If the price elasticity of demand for a product is greater than 1, it means that the demand is elastic. An elastic demand indicates that a small change in price leads to a relatively larger change in quantity demanded. Consumers are highly responsive to price changes, and small price decreases can lead to significant increases in quantity demanded, while small price increases can cause substantial decreases in quantity demanded.
If the price elasticity of demand for a product is greater than 1, it ...
Explanation:
When the price elasticity of demand for a product is greater than 1, it means that the demand is elastic. Elasticity of demand measures the responsiveness of quantity demanded to a change in price. In this case, a price change will result in a relatively larger change in quantity demanded.
Key Points:
- Price elasticity of demand is calculated as the percentage change in quantity demanded divided by the percentage change in price.
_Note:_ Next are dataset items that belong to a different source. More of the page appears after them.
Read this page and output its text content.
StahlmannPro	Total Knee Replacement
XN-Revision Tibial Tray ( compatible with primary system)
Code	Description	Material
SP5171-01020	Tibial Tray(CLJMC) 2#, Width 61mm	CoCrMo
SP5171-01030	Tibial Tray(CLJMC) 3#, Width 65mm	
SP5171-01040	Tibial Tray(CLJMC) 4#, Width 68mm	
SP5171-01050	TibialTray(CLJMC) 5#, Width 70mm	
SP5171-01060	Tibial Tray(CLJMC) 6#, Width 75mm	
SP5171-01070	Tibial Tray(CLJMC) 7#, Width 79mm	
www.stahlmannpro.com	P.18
- When the price elasticity of demand is greater than 1, it indicates that a small percentage change in price will lead to a larger percentage change in quantity demanded.
- Elastic demand means that consumers are highly responsive to changes in price. They will significantly alter their purchasing behavior in response to price changes.
- Elastic demand is typically observed for products that have close substitutes in the market. Consumers have more options and can easily switch to other similar products if the price of one product increases.
- When demand is elastic, a decrease in price will lead to an increase in total revenue for the seller. The increase in quantity demanded compensates for the decrease in price, resulting in higher overall sales.
- On the other hand, if the price elasticity of demand is less than 1, it indicates inelastic demand. Inelastic demand means that consumers are not very responsive to changes in price. They will continue to purchase the product even if there is a change in price.
- Inelastic demand is often observed for products that are necessities or have limited substitutes. Consumers may have fewer options and may not be able to easily switch to alternative products.
- When demand is inelastic, a decrease in price will lead to a decrease in total revenue for the seller. The decrease in price is not enough to offset the decrease in quantity demanded, resulting in lower overall sales.
Therefore, when the price elasticity of demand for a product is greater than 1, it means that the demand is elastic.